Cal3 supporters might believe that, even then, the measure could provide specific information to the elected legislature about what the people of the state want. Wouldn’t such an “advisory” measure still be of some utility, they might suggest?
Perhaps in theory, but the California Supreme Court has made clear that purely advisory-measure initiatives, that do not alter law but rather simply provide information to the legislature about the views of the people, are not a proper use of the initiative mechanism. For those who want background on this topic, and the seminal 1984 American Federation of Labor v. Eu case that makes state law clear in this regard, an earlier Verdict column might be helpful.

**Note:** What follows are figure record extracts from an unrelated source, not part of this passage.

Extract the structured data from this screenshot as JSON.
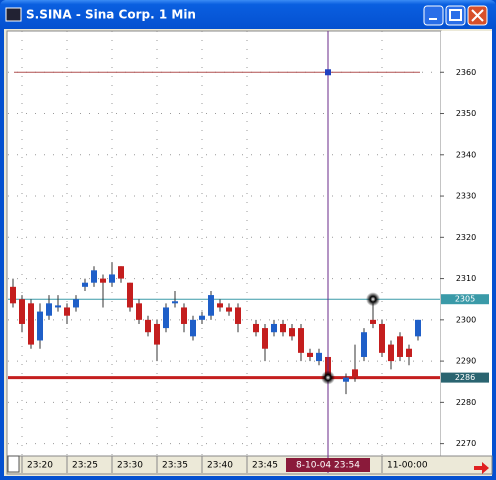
{
  "window": {
    "title": "S.SINA - Sina Corp. 1 Min"
  },
  "chart_data": {
    "type": "candlestick",
    "categories": [
      null,
      "23:20",
      null,
      null,
      null,
      null,
      "23:25",
      null,
      null,
      null,
      null,
      "23:30",
      null,
      null,
      null,
      null,
      "23:35",
      null,
      null,
      null,
      null,
      "23:40",
      null,
      null,
      null,
      null,
      "23:45",
      null,
      null,
      null,
      null,
      null,
      null,
      null,
      null,
      "8-10-04 23:54",
      null,
      null,
      null,
      null,
      null,
      "11-00:00",
      null,
      null,
      null,
      null
    ],
    "open": [
      2308,
      2305,
      2304,
      2295,
      2301,
      2303,
      2303,
      2303,
      2308,
      2309,
      2310,
      2309,
      2313,
      2309,
      2304,
      2300,
      2299,
      2298,
      2304,
      2303,
      2296,
      2300,
      2301,
      2304,
      2303,
      2303,
      null,
      2299,
      2298,
      2297,
      2299,
      2298,
      2298,
      2292,
      2290,
      2291,
      null,
      2285,
      2288,
      2291,
      2300,
      2299,
      2294,
      2296,
      2293,
      2296
    ],
    "high": [
      2310,
      2306,
      2305,
      2304,
      2306,
      2306,
      2304,
      2306,
      2310,
      2313,
      2311,
      2314,
      2313,
      2309,
      2305,
      2301,
      2300,
      2304,
      2307,
      2304,
      2301,
      2302,
      2307,
      2305,
      2304,
      2304,
      null,
      2300,
      2299,
      2300,
      2300,
      2299,
      2299,
      2293,
      2293,
      2292,
      null,
      2287,
      2294,
      2298,
      2304,
      2300,
      2295,
      2297,
      2294,
      2300
    ],
    "low": [
      2303,
      2297,
      2293,
      2293,
      2300,
      2302,
      2299,
      2302,
      2307,
      2308,
      2303,
      2308,
      2309,
      2302,
      2299,
      2296,
      2290,
      2297,
      2303,
      2297,
      2295,
      2299,
      2300,
      2302,
      2301,
      2297,
      null,
      2296,
      2290,
      2296,
      2296,
      2295,
      2290,
      2290,
      2289,
      2284,
      null,
      2282,
      2285,
      2290,
      2298,
      2291,
      2288,
      2290,
      2289,
      2295
    ],
    "close": [
      2304,
      2299,
      2294,
      2302,
      2304,
      2303.5,
      2301,
      2305,
      2309,
      2312,
      2309,
      2311,
      2310,
      2303,
      2300,
      2297,
      2294,
      2303,
      2304.5,
      2299,
      2300,
      2301,
      2306,
      2303,
      2302,
      2299,
      null,
      2297,
      2293,
      2299,
      2297,
      2296,
      2292,
      2291,
      2292,
      2286,
      null,
      2286,
      2286,
      2297,
      2299,
      2292,
      2290,
      2291,
      2291,
      2300
    ],
    "up_color": "#1f5fc8",
    "down_color": "#c41e1e",
    "ylim": [
      2267,
      2370
    ],
    "yticks": [
      2270,
      2280,
      2290,
      2300,
      2310,
      2320,
      2330,
      2340,
      2350,
      2360
    ],
    "grid": true,
    "hlines": [
      {
        "value": 2360,
        "color": "#b05050"
      },
      {
        "value": 2305,
        "label": "2305",
        "color": "#3a9aa8"
      },
      {
        "value": 2286,
        "label": "2286",
        "color": "#c41e1e"
      }
    ],
    "crosshair": {
      "index": 35,
      "y": 2360
    },
    "markers": [
      {
        "index": 35,
        "value": 2286,
        "color": "#e02020"
      },
      {
        "index": 40,
        "value": 2305,
        "color": "#2030c0"
      }
    ]
  }
}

California may be wrong to ban advisory initiatives. And the distinction the California Supreme Court has recently drawn between advisory initiatives invited by the elected legislature (which are ok) and those that emanate directly from the people (which are not) may be flawed, but state constitutional law is clear: advisory measures (as Cal3 surely is, once it is shorn from its legally ineffective attempt to provide “consent” under the federal Constitution) have no place on the state ballot.
And so lawsuits to block Cal3 from the ballot should be winners. (I am aware of one such lawsuit recently filed, but it raised only the state law “revision/amendment” claim, not the federal Article IV claim.) Of course, getting a court to strike something from an upcoming ballot might be hard (since some courts might prefer to let the voters have their say and hope that no court resolution will ever be needed after the election.) But if the point of California’s ban on advisory initiatives is that these are improper modes of conveying information to the legislature, then the clear legal flaws of Cal3 (which render it advisory only, as the Cal3 website seems almost to admit) argue in favor of pre-election review.